Laguna Beach will take several steps intended to make the project review process easier for property owners following City Council approval of a community development action plan Tuesday night.
The plan is geared toward informing applicants about potential problems with their projects early and streamlining the approval process to get projects through the Community Development Department more quickly and painlessly. To that end, the council approved city staff’s recommendations to add three positions to the department and change the hours for department counter staff.
People also will notice changes to the City Hall lobby and Community Development Department counter, as well as the city website, so they can navigate them more easily.
“I see this as an incredible opportunity for us to streamline the system, clean it up and make it so the residents of this community can finally have some respect in this town,” said Councilman Peter Blake, who made reforming the city’s development review process a pillar of his council campaign last year.
Other changes include updating the department’s software, doing more educational outreach to residents, and training members of city staff, the Design Review Board and Planning Commission. The action plan identifies several procedures to help staff members continually check and improve the processes.
Greg Pfost, director of the Community Development Department, said the recommendations were based on surveys of residents and department staff.

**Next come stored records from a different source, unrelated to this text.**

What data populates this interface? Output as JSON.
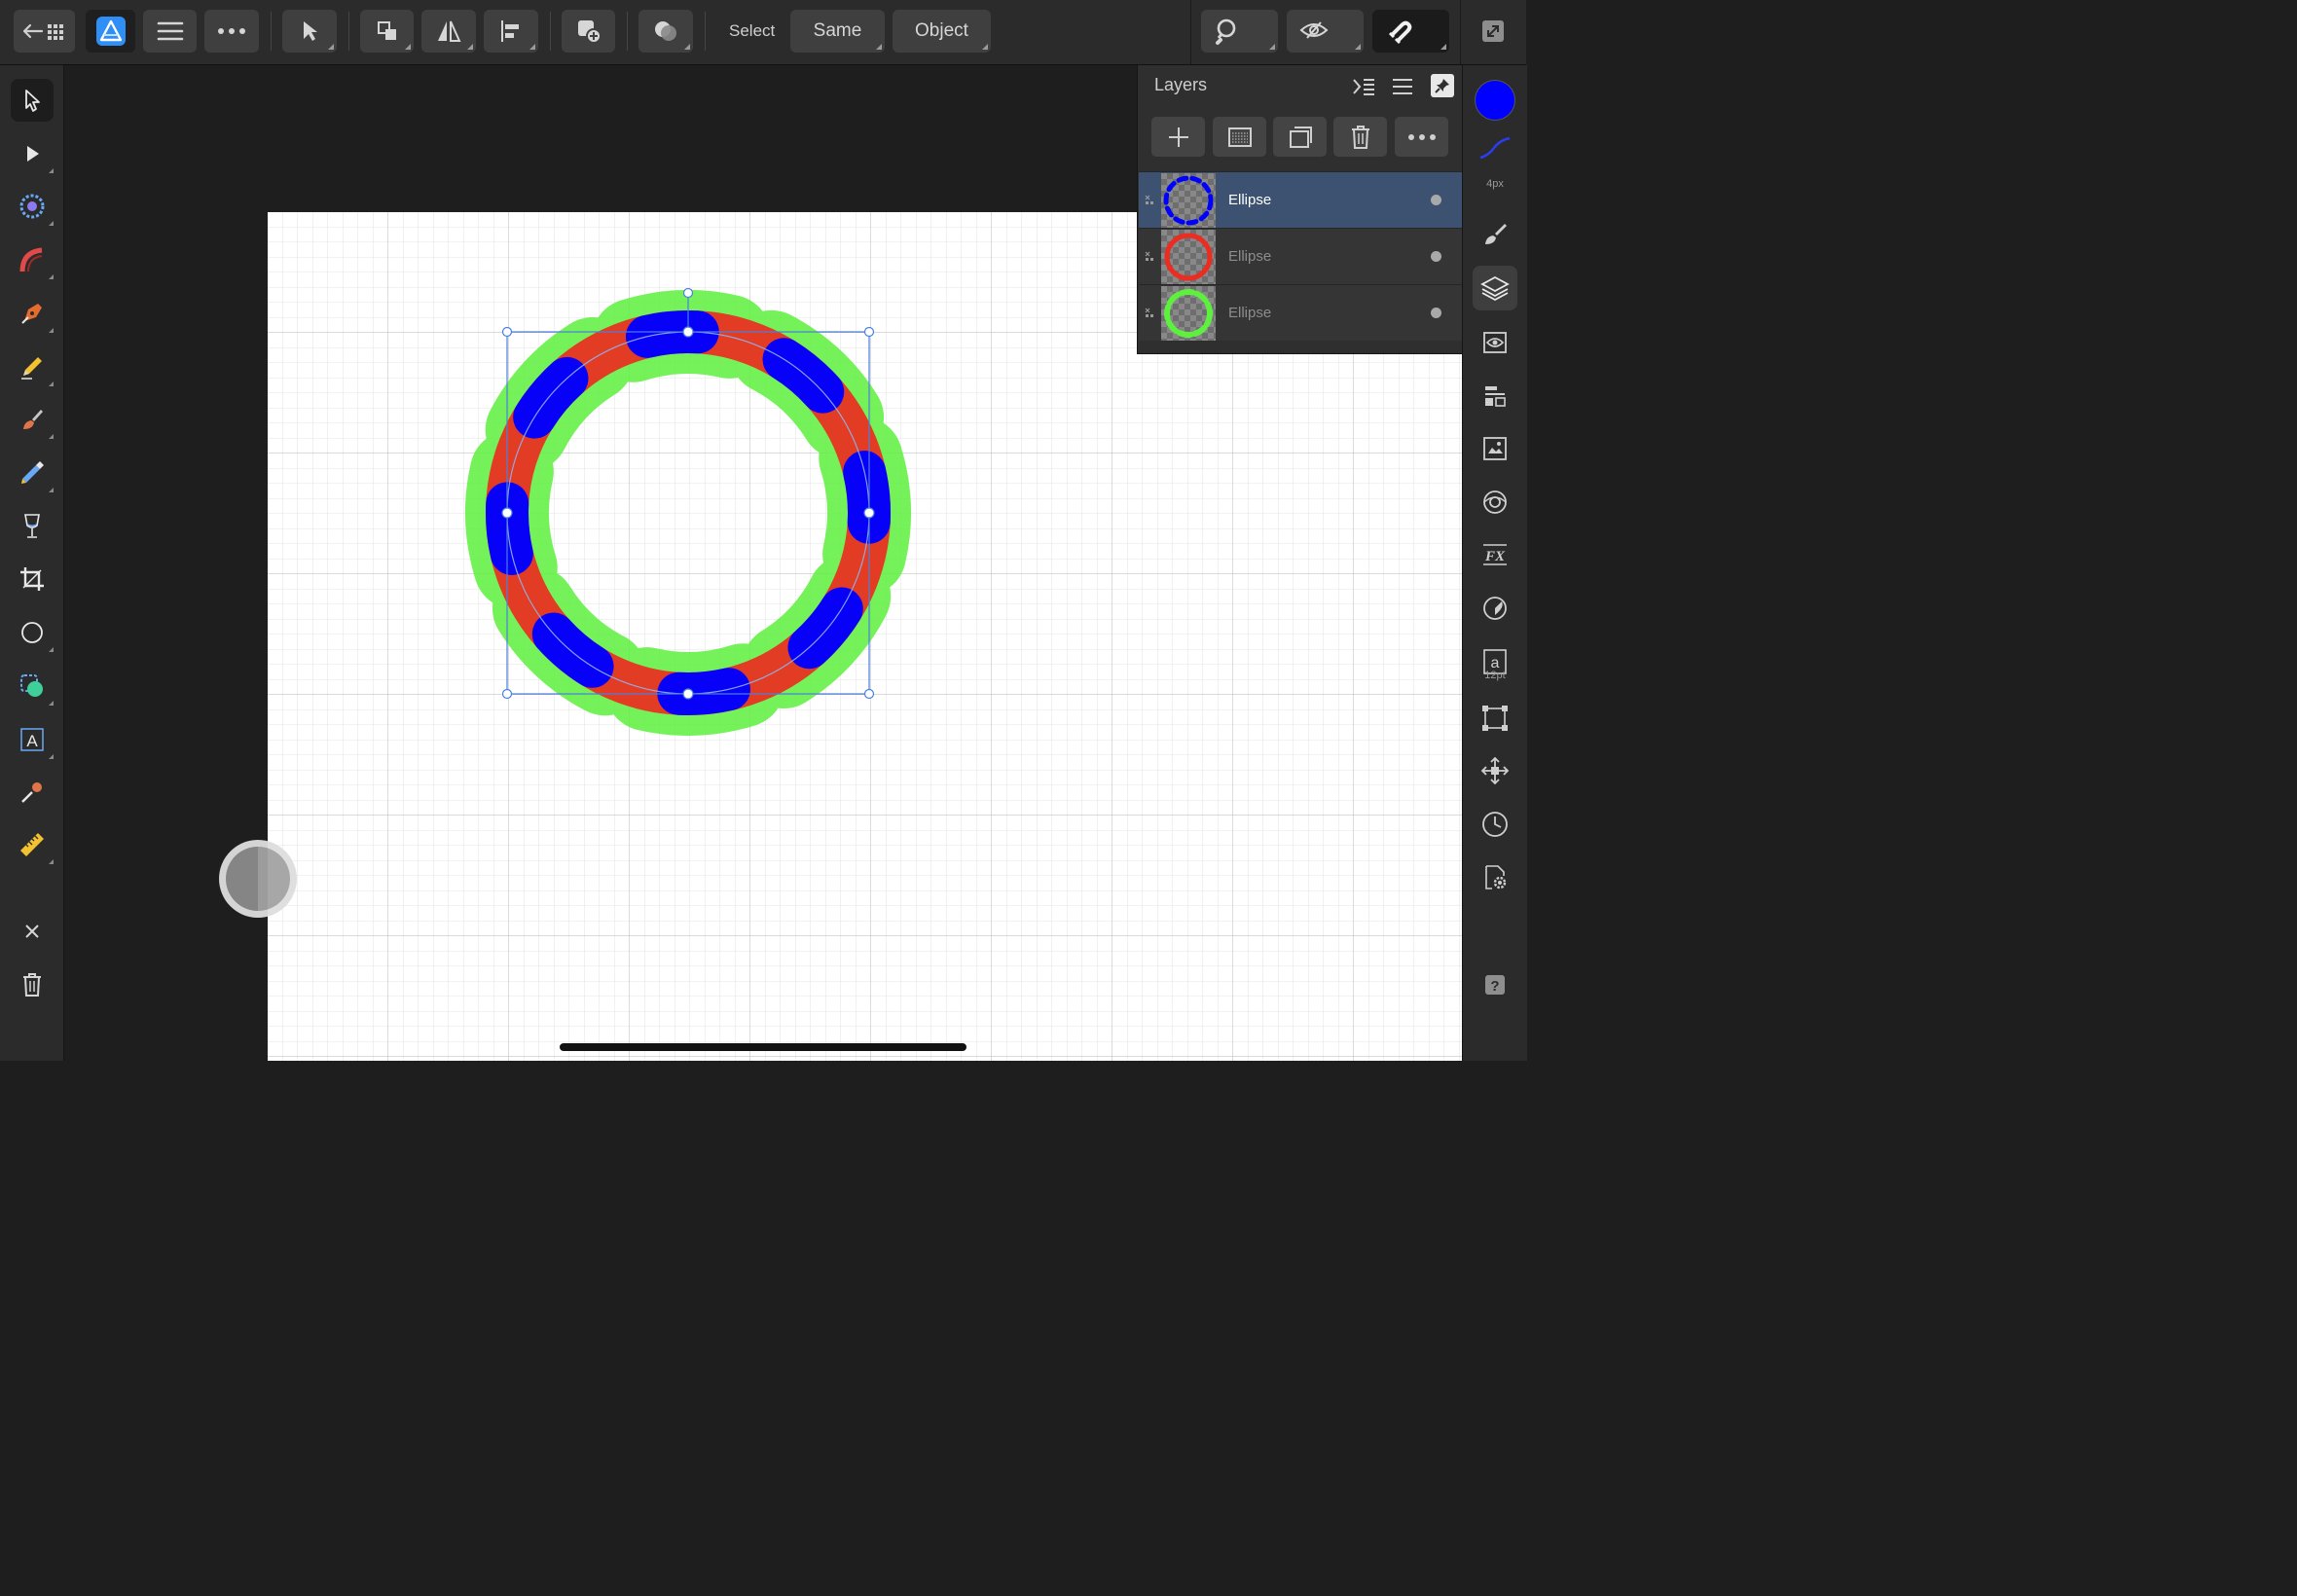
{
  "topbar": {
    "select_label": "Select",
    "same_label": "Same",
    "object_label": "Object"
  },
  "colors": {
    "fill": "#0000ff",
    "stroke_outer": "#5ef03e",
    "stroke_middle": "#ec2c20",
    "selection": "#4a7fe0",
    "accent_app": "#2f8ff5"
  },
  "rightbar": {
    "brush_size": "4px",
    "font_size": "12pt"
  },
  "layers_panel": {
    "title": "Layers",
    "rows": [
      {
        "name": "Ellipse",
        "selected": true,
        "thumb": "blue-dashed-ring"
      },
      {
        "name": "Ellipse",
        "selected": false,
        "thumb": "red-ring"
      },
      {
        "name": "Ellipse",
        "selected": false,
        "thumb": "green-wavy-ring"
      }
    ]
  },
  "icons": {
    "left_tools": [
      "move-tool-icon",
      "node-tool-icon",
      "flood-select-icon",
      "brush-selection-icon",
      "pen-tool-icon",
      "pencil-tool-icon",
      "paint-brush-icon",
      "pixel-tool-icon",
      "fill-tool-icon",
      "crop-tool-icon",
      "ellipse-tool-icon",
      "shape-builder-icon",
      "artistic-text-icon",
      "color-picker-icon",
      "measure-tool-icon",
      "close-icon",
      "trash-icon"
    ],
    "right_studio": [
      "color-swatch-icon",
      "stroke-icon",
      "brushes-icon",
      "layers-icon",
      "appearance-icon",
      "stroke-panel-icon",
      "text-styles-icon",
      "navigator-icon",
      "effects-icon",
      "styles-icon",
      "character-icon",
      "transform-icon",
      "snapping-icon",
      "history-icon",
      "settings-icon",
      "help-icon"
    ]
  }
}
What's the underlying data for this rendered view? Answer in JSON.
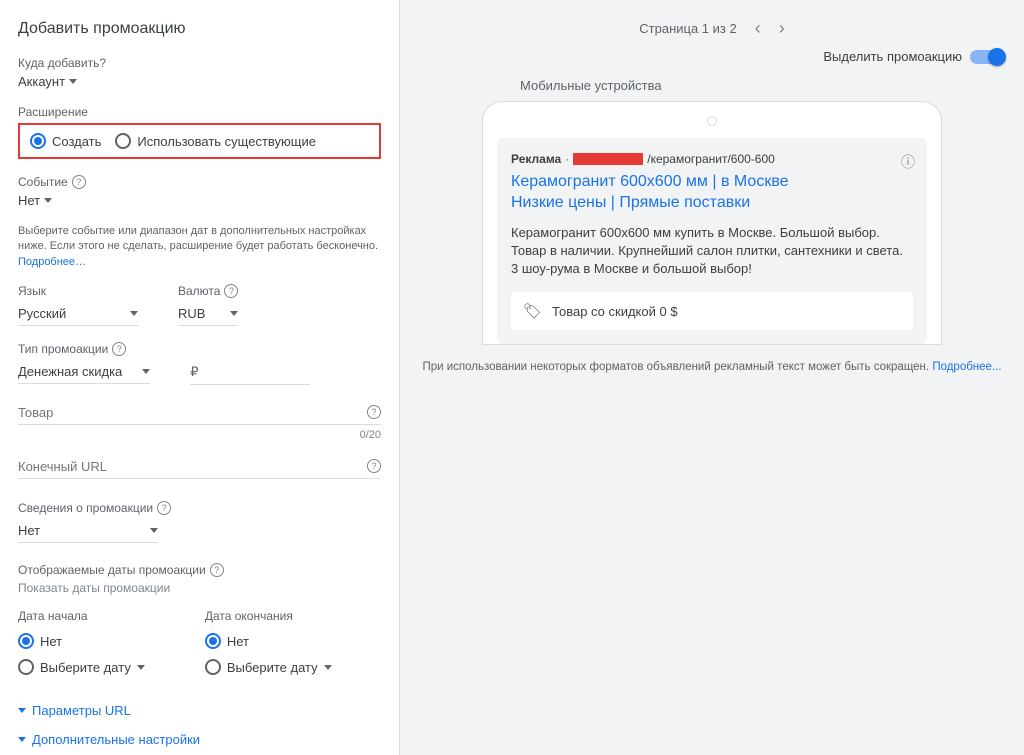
{
  "left": {
    "title": "Добавить промоакцию",
    "add_to_label": "Куда добавить?",
    "add_to_value": "Аккаунт",
    "extension_label": "Расширение",
    "create_label": "Создать",
    "use_existing_label": "Использовать существующие",
    "event_label": "Событие",
    "event_value": "Нет",
    "event_hint": "Выберите событие или диапазон дат в дополнительных настройках ниже. Если этого не сделать, расширение будет работать бесконечно. ",
    "event_hint_link": "Подробнее…",
    "language_label": "Язык",
    "language_value": "Русский",
    "currency_label": "Валюта",
    "currency_value": "RUB",
    "promo_type_label": "Тип промоакции",
    "promo_type_value": "Денежная скидка",
    "currency_symbol": "₽",
    "product_label": "Товар",
    "product_counter": "0/20",
    "final_url_label": "Конечный URL",
    "promo_details_label": "Сведения о промоакции",
    "promo_details_value": "Нет",
    "display_dates_label": "Отображаемые даты промоакции",
    "display_dates_hint": "Показать даты промоакции",
    "start_date_label": "Дата начала",
    "end_date_label": "Дата окончания",
    "date_none": "Нет",
    "date_select": "Выберите дату",
    "url_params_link": "Параметры URL",
    "more_settings_link": "Дополнительные настройки"
  },
  "right": {
    "pager": "Страница 1 из 2",
    "highlight_label": "Выделить промоакцию",
    "preview_label": "Мобильные устройства",
    "ad_badge": "Реклама",
    "ad_path": "/керамогранит/600-600",
    "ad_title1": "Керамогранит 600х600 мм | в Москве",
    "ad_title2": "Низкие цены | Прямые поставки",
    "ad_desc": "Керамогранит 600х600 мм купить в Москве. Большой выбор. Товар в наличии. Крупнейший салон плитки, сантехники и света. 3 шоу-рума в Москве и большой выбор!",
    "ad_promo_text": "Товар со скидкой 0 $",
    "footer_note": "При использовании некоторых форматов объявлений рекламный текст может быть сокращен. ",
    "footer_link": "Подробнее..."
  }
}
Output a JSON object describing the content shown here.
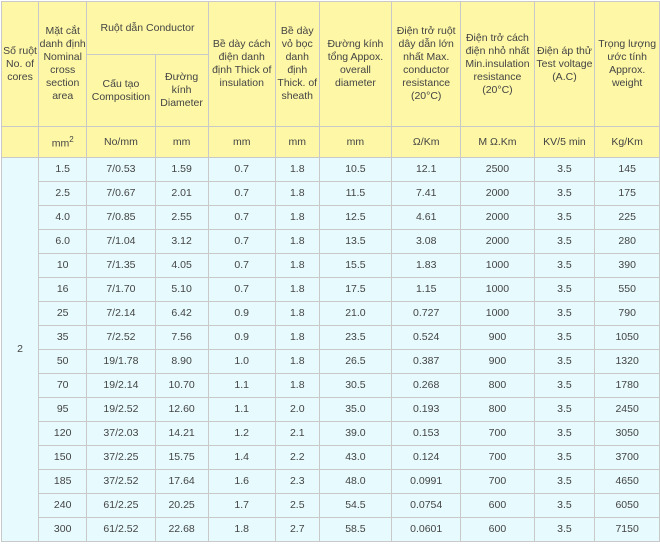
{
  "headers": {
    "cores": "Số ruột No. of cores",
    "cross_section": "Mặt cắt danh định Nominal cross section area",
    "conductor": "Ruột dẫn Conductor",
    "composition": "Cấu tạo Composition",
    "diameter": "Đường kính Diameter",
    "insulation": "Bề dày cách điện danh định Thick of insulation",
    "sheath": "Bề dày vỏ bọc danh định Thick. of sheath",
    "overall": "Đường kính tổng Appox. overall diameter",
    "resistance": "Điện trở ruột dây dẫn lớn nhất Max. conductor resistance (20°C)",
    "insulation_res": "Điện trở cách điện nhỏ nhất Min.insulation resistance (20°C)",
    "test_voltage": "Điện áp thử Test voltage (A.C)",
    "weight": "Trọng lượng ước tính Approx. weight"
  },
  "units": {
    "cross_section": "mm2",
    "composition": "No/mm",
    "diameter": "mm",
    "insulation": "mm",
    "sheath": "mm",
    "overall": "mm",
    "resistance": "Ω/Km",
    "insulation_res": "M Ω.Km",
    "test_voltage": "KV/5 min",
    "weight": "Kg/Km"
  },
  "cores_value": "2",
  "rows": [
    [
      "1.5",
      "7/0.53",
      "1.59",
      "0.7",
      "1.8",
      "10.5",
      "12.1",
      "2500",
      "3.5",
      "145"
    ],
    [
      "2.5",
      "7/0.67",
      "2.01",
      "0.7",
      "1.8",
      "11.5",
      "7.41",
      "2000",
      "3.5",
      "175"
    ],
    [
      "4.0",
      "7/0.85",
      "2.55",
      "0.7",
      "1.8",
      "12.5",
      "4.61",
      "2000",
      "3.5",
      "225"
    ],
    [
      "6.0",
      "7/1.04",
      "3.12",
      "0.7",
      "1.8",
      "13.5",
      "3.08",
      "2000",
      "3.5",
      "280"
    ],
    [
      "10",
      "7/1.35",
      "4.05",
      "0.7",
      "1.8",
      "15.5",
      "1.83",
      "1000",
      "3.5",
      "390"
    ],
    [
      "16",
      "7/1.70",
      "5.10",
      "0.7",
      "1.8",
      "17.5",
      "1.15",
      "1000",
      "3.5",
      "550"
    ],
    [
      "25",
      "7/2.14",
      "6.42",
      "0.9",
      "1.8",
      "21.0",
      "0.727",
      "1000",
      "3.5",
      "790"
    ],
    [
      "35",
      "7/2.52",
      "7.56",
      "0.9",
      "1.8",
      "23.5",
      "0.524",
      "900",
      "3.5",
      "1050"
    ],
    [
      "50",
      "19/1.78",
      "8.90",
      "1.0",
      "1.8",
      "26.5",
      "0.387",
      "900",
      "3.5",
      "1320"
    ],
    [
      "70",
      "19/2.14",
      "10.70",
      "1.1",
      "1.8",
      "30.5",
      "0.268",
      "800",
      "3.5",
      "1780"
    ],
    [
      "95",
      "19/2.52",
      "12.60",
      "1.1",
      "2.0",
      "35.0",
      "0.193",
      "800",
      "3.5",
      "2450"
    ],
    [
      "120",
      "37/2.03",
      "14.21",
      "1.2",
      "2.1",
      "39.0",
      "0.153",
      "700",
      "3.5",
      "3050"
    ],
    [
      "150",
      "37/2.25",
      "15.75",
      "1.4",
      "2.2",
      "43.0",
      "0.124",
      "700",
      "3.5",
      "3700"
    ],
    [
      "185",
      "37/2.52",
      "17.64",
      "1.6",
      "2.3",
      "48.0",
      "0.0991",
      "700",
      "3.5",
      "4650"
    ],
    [
      "240",
      "61/2.25",
      "20.25",
      "1.7",
      "2.5",
      "54.5",
      "0.0754",
      "600",
      "3.5",
      "6050"
    ],
    [
      "300",
      "61/2.52",
      "22.68",
      "1.8",
      "2.7",
      "58.5",
      "0.0601",
      "600",
      "3.5",
      "7150"
    ]
  ],
  "group_starts": [
    6,
    12
  ]
}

Staff said some of the changes will be paid for with an estimated $325,000 in additional revenue from a 5% increase in the city’s building permit fees and a 15% increase in zoning fees. The council plans to include ongoing costs for the addition of a high-level planner, a planning technician and a counter customer service supervisor in the upcoming two-year budget.
Community development staff is expected to return to the council in June with the first phase of several proposed municipal code amendments intended to further improve the development process. Among those would be refining Design Review Board appeal procedures and transferring review authority of certain projects — such as air conditioner approvals — away from the Design Review Board, to be completed either by the Planning Commission or administratively.
Phase I also would create a waiver process so people with minor development projects don’t have to acquire a coastal development permit.
Phase II code amendment proposals — also to return to the council for discussion later — would allow more projects to be approved at the administrative design review level, change some definitions and give the community development director more discretion to approve minor plans and permits.
“Those are big policy questions,” Pfost said. “Making sure that while we allow for some streamlining ... we make sure that we’re not giving up the process that is important to Laguna.”
The department has already begun taking steps to modify the development approval process, such as sending project applications to relevant departments at once instead of one by one. Residents and Design Review Board members have complained that projects get delayed while applications make the rounds at City Hall.
“The whole idea of the process is to get comments early on in the process so that the applicant knows upfront what the requirements are,” said Jim Pechous, assistant director of community development. “This is designed to help eliminate late hits further down in the process.”
Some residents and council members took issue Tuesday with staff’s recommendation to close the community development counter at 4 p.m. every day so employees could have time to hold meetings and complete other work. The counter currently is open until 5:30 p.m. most days.
The critics pointed out that City Hall is already shut every other Friday, so closing the counter earlier every day would inhibit residents from getting services.
City staff agreed to start a trial of closing early two days a week and will determine which days have the lightest customer traffic.
Like Blake, first-time Councilwoman Sue Kempf campaigned last year on comprehensive improvements to the design review process. She expressed support for the action plan but also suggested methodically reviewing each aspect of the Community Development Department to identify root causes for holdups in the process.
She cited a statistic Pfost mentioned that nearly 24,000 people visited the department counter in the past year. The population of Laguna Beach is about 23,000.
“I need to know, really, what are the underlying problems that are causing us to add staff or have 24,000 people coming to the counter in a small town like this?” she said.